Aprendia a arte, ou para ter um sustento de vida, como trabalhador, ou para substituir
o pai, como gestor dos negócios. Isso tinha a ver com os bens do pai. Qual era
a “conta bancária” do pai de Paulo? Paulo, sempre que podia, declarava que era
Cidadão Romano, e que possuía esse direito «por nascimento», isto é, herdou-o
do pai! Quer dizer que o pai ou o avô de Paulo conseguiu obter a Cidadania Romana,
a ponto de poder conferi-la aos filhos! Isso requeria «grande soma de dinheiro
(cf. Act 22,28). Alguns especialistas concluem que o pai deve ter sido patrão de
uma oficina com empregados. Por isso, é possível que Paulo tenha aprendido a
arte, não tanto por causa de um sustento de vida, como trabalhador, mas antes
para gerir a oficina do pai, como proprietário. Como cidadão, Paulo era membro
oficial da cidade (a polis) e podia participar na assembleia do povo, onde se
falava e se tomavam decisões em relação a tudo que se referia à vida e à
organização da polis (= cidade). Daí resulta a palavra «política». Naquela
época, as cidades eram mais autónomas que hoje. A sociedade dividia-se em três
classes básicas: cidadãos, libertos e escravos. Só os cidadãos eram chamados
povo (= demos), e só eles participavam nas assembleias. Os escravos, os
libertos e, já agora, os estrangeiros, não tinham esse direito. Os gregos
chamavam a este sistema «demo (= povo) – cracia (= governo)». Na realidade, não
vinha a ser «governo do povo». Era governo apenas da pequena elite dos
cidadãos. Dentro do Império Romano, particularmente nas grandes cidades, os
judeus viviam organizados em associações, reconhecidas pelos respectivos
governos. Essas associações gozavam de certa autonomia. Era através delas que
os judeus procuravam fazer valer os seus direitos junto do governo do Império,
nomeadamente o direito à plena integração dos seus membros como cidadãos na
vida da cidade e à plena liberdade religiosa. Assim, teriam direito à isenção
de determinadas taxas e impostos e poderiam observar a Lei de Deus e as
«tradições paternas». Nessa luta, conseguiram bons resultados desde os tempos de
Júlio César.
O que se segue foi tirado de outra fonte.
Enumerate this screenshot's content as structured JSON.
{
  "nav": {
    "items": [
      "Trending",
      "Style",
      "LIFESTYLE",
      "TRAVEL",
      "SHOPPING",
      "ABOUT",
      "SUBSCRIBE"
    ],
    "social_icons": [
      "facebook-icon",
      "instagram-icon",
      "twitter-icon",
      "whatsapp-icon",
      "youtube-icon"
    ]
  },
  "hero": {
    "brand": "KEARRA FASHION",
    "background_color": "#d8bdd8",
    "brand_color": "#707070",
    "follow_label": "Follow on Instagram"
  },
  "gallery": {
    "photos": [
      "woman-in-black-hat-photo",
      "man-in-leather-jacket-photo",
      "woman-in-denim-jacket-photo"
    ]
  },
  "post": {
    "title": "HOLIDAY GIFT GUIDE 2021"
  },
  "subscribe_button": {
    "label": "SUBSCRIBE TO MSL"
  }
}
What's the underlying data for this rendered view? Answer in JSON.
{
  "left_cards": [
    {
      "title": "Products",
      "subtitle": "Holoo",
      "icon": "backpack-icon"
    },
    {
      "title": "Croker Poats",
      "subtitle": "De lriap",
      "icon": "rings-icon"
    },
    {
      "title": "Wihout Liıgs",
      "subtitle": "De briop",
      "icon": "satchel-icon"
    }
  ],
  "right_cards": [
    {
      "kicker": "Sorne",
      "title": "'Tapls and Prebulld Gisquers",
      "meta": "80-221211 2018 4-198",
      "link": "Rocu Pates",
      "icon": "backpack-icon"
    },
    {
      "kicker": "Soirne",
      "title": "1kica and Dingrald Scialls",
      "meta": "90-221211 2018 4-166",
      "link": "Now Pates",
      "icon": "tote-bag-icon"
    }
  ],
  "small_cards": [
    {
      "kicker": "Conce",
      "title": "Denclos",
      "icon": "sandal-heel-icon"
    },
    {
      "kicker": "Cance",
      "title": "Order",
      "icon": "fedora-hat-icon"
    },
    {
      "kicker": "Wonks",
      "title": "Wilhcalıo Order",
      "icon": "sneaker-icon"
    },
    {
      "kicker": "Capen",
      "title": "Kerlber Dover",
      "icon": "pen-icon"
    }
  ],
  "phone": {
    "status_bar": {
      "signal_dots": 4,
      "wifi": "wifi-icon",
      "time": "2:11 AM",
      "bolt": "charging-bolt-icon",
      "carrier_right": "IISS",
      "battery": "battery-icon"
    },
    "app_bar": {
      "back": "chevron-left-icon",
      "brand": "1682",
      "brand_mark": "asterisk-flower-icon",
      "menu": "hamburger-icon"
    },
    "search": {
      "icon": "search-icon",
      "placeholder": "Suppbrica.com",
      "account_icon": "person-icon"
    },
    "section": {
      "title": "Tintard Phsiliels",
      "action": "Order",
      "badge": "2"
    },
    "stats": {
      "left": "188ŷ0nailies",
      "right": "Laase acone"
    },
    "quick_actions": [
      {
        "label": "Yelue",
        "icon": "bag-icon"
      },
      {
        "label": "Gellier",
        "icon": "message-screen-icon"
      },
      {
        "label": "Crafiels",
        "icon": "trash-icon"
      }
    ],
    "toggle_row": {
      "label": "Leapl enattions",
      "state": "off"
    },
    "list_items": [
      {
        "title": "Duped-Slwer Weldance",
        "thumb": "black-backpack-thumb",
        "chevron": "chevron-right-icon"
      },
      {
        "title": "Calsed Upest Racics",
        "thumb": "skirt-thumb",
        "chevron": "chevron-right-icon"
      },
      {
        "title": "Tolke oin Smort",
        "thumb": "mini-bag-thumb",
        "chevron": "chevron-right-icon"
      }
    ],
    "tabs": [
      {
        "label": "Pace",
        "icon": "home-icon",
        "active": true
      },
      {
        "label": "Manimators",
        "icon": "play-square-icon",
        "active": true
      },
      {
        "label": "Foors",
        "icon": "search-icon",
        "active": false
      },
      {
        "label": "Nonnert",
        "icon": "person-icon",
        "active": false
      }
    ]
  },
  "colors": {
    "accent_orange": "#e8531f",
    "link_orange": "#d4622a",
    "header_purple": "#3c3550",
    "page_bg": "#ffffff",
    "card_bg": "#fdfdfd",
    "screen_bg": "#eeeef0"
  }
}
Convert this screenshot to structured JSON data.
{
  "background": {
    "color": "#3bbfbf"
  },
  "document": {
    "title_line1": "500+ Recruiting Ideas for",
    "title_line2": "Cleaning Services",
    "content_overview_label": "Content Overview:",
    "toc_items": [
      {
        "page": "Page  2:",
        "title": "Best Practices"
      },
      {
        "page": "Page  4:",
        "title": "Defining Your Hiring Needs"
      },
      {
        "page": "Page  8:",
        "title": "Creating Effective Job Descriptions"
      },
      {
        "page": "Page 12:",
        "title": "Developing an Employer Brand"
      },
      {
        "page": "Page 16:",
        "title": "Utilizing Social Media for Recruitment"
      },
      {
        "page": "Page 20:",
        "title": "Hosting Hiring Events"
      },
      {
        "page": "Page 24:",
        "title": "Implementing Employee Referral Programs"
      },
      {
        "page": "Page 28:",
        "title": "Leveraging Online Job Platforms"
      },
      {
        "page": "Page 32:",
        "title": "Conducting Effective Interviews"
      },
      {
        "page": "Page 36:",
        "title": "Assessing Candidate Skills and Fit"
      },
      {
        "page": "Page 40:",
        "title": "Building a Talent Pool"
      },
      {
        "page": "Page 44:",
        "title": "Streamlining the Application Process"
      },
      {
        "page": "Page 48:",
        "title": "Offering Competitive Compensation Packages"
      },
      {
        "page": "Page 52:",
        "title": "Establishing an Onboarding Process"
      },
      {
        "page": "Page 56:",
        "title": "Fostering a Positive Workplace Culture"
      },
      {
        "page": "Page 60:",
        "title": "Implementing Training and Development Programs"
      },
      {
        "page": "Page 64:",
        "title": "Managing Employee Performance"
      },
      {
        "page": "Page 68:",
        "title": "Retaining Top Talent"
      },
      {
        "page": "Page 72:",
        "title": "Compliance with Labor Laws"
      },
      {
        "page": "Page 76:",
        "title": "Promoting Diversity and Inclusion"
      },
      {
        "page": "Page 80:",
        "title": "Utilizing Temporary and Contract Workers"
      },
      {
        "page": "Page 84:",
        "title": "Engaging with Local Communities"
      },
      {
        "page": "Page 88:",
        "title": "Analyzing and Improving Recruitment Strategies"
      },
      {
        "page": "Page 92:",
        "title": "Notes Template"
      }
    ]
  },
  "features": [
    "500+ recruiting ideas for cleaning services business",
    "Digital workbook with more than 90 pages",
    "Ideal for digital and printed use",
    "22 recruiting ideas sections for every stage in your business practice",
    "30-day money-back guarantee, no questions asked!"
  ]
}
Desta maneira, entende-se também por que é que os judeus da
diáspora não sentiam tanto o peso do domínio romano. Eles não eram tão
explorados como os agricultores do interior da Palestina. Tinham até certos
privilégios. Em parte, é isso que explica por que é que Paulo não se opunha ao
Império. Ele chegou a pedir: «Submeta-se cada qual às autoridades constituídas»
(Rm 13,1). Não temos informações acerca do papel do cidadão Paulo de Tarso na
vida política da sua cidade ou nas associações dos judeus. Mas sabemos que tinha
um papel preponderante na vida da sua comunidade. Reunia competências de líder:
foi testemunha oficial na execução de Estêvão (cf. Act 7,58); foi emissário do
Sinédrio para Damasco (cf. Act 9,2; 22,5; 26,12); alguns estudiosos pensam que
chegou mesmo a ser membro do Sinédrio, isto é, do Supremo Tribunal da
Comunidade judaica em Jerusalém. Cidadão Romano, Cidadão de Tarso, aluno de
Gamaliel, formação superior, líder nato, membro activo da comunidade, formado
muito provavelmente para assegurar a oficina do pai: todos esses títulos e
competências fazem-nos vê-lo entre a elite da sociedade, tanto por formação,
como por posse e liderança. Paulo tinha diante de si um grande futuro e a
possibilidade de uma carreira espectacular. Mas a entrada de Jesus na sua vida
alterou essa situação vantajosa. O que era lucro tornou-se perda (cf. Fl 3,7).
Por causa de Cristo perdeu tudo. Ele mesmo dirá mais tarde: «Por causa d’Ele
tudo desprezei, tudo considero como lixo, a fim de ganhar Cristo» (Fl 3,8).